For a side-by-side benchmark of all major options, Best Vector Database in 2026 covers Qdrant, Pinecone, Cloudflare Vectorize, and pgvector in detail.
Alternative: If you’re already on Supabase, pgvector is available there too. Supabase has a similar free tier and the same pgvector installation. The Drizzle code in this tutorial works identically — swap the
DATABASE_URLand you’re done.
Putting it together
A complete usage example:
// src/main.ts
import { storeDocument } from './store';
import { ask } from './rag';
async function main() {
// Index some documents
await storeDocument(
'Drizzle ORM 0.31.0 ships native vector column support with cosineDistance helper.',
JSON.stringify({ source: 'drizzle-changelog', date: '2024-05' }),
);
await storeDocument(
'pgvector 0.8.2 supports two index types: HNSW builds the index incrementally and suits growing datasets; IVFFlat requires knowing the approximate final size upfront for the lists parameter. The pgvector docs present them as alternatives with documented tradeoffs — HNSW offers better query performance while IVFFlat has a cheaper build cost.',
JSON.stringify({ source: 'pgvector-readme', date: '2024-04' }),
);
// Query
const answer = await ask('What index type should I use with pgvector?');
console.log(answer);
}
main();
Expected output (paraphrased):
pgvector 0.8.2 supports two index types: HNSW and IVFFlat [2].
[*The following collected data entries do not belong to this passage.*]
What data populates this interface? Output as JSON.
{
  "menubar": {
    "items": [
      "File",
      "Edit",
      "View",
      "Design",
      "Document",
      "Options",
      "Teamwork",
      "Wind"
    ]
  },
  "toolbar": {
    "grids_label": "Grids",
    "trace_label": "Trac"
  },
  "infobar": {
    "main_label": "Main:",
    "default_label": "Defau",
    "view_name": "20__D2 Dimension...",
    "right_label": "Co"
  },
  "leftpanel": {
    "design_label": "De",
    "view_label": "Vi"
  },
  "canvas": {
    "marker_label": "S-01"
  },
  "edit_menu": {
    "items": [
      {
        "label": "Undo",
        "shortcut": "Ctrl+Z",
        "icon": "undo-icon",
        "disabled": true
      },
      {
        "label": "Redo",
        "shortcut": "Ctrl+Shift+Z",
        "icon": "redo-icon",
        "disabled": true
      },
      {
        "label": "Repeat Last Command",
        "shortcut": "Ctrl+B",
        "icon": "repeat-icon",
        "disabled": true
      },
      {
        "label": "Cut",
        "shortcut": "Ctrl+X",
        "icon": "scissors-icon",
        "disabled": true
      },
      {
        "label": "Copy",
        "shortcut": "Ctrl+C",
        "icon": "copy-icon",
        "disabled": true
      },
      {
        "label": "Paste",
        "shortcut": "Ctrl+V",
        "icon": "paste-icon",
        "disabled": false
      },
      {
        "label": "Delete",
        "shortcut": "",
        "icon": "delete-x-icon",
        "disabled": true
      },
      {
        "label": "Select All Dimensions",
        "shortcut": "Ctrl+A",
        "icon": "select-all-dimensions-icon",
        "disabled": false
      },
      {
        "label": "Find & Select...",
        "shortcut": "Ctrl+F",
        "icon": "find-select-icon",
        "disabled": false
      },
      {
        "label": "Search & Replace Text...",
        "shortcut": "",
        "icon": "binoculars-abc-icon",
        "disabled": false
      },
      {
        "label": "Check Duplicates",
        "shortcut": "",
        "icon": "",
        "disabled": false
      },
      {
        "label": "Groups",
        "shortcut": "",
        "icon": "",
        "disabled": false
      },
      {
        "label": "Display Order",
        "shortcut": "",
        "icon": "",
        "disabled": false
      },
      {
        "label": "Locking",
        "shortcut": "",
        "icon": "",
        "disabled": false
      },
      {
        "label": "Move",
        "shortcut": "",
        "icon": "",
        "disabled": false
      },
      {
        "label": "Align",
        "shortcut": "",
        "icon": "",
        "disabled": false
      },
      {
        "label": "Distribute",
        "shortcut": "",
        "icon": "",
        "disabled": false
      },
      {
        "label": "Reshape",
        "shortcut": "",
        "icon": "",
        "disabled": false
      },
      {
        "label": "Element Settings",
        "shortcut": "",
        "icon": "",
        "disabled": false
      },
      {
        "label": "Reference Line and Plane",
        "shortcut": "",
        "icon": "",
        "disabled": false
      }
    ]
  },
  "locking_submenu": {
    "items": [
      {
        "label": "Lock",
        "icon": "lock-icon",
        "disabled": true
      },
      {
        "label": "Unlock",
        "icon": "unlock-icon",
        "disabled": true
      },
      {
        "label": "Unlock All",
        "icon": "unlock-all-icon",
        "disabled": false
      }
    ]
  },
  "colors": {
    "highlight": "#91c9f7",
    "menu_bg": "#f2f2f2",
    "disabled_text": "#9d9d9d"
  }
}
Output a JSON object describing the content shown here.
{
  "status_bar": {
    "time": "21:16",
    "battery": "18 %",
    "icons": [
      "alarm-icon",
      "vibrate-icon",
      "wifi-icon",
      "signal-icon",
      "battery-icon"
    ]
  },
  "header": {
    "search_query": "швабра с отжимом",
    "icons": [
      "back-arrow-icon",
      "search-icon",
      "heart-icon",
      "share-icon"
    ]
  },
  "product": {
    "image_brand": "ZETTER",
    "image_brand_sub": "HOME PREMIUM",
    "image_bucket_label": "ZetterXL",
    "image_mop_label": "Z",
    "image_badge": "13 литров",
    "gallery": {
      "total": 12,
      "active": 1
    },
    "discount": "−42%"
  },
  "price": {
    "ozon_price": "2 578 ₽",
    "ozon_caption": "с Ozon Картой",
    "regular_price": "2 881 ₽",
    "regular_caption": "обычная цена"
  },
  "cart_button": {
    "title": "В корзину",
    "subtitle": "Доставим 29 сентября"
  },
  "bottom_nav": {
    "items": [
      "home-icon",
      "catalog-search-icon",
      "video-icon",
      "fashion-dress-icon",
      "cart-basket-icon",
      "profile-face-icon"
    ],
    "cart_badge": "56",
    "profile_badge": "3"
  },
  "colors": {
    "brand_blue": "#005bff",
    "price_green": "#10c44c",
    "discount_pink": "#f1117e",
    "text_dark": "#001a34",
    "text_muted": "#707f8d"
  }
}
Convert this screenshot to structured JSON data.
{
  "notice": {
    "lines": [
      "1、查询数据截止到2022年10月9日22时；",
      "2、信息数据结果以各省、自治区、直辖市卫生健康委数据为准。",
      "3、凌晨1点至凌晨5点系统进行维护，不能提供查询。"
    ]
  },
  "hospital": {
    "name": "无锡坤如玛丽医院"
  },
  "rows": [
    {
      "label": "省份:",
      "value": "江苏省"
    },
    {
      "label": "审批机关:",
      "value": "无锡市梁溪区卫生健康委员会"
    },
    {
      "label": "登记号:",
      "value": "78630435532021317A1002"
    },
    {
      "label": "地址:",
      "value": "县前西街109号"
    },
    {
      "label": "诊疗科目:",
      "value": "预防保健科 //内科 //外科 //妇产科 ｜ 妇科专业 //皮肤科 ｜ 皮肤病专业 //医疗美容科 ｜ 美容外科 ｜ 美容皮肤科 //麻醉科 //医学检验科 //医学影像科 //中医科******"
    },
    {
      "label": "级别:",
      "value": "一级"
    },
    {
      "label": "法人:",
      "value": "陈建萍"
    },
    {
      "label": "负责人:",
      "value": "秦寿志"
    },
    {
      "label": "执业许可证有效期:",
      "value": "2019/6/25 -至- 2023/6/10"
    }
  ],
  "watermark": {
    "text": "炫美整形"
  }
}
HNSW builds incrementally and suits growing datasets; IVFFlat requires knowing the approximate final size upfront.
For most use cases, HNSW is a better default because it handles dataset growth without a rebuild.
Wrapping up
You now have a full RAG pipeline in under 150 lines of TypeScript: schema defined in Drizzle, migrations applied against Neon Postgres, embeddings via text-embedding-3-small, cosine search with cosineDistance, and GPT-4o generating grounded answers.
The three things that catch people are: enabling the pgvector extension before migration, using the right embedding model (3-small, not ada-002), and understanding that <=> is distance not similarity.
From here, the natural next steps are chunking longer documents before embedding, adding metadata columns for filtering, and wiring the ask() function into an API route. If you want to go further, How to build an AI agent in TypeScript shows how to wrap a retrieval pipeline like this into a full agentic loop with tool calling and memory.
Neon’s free tier covers everything in this tutorial. Upgrade only when you hit the storage limit — which, for an embedding workload, is roughly 300K 1536-dim vectors.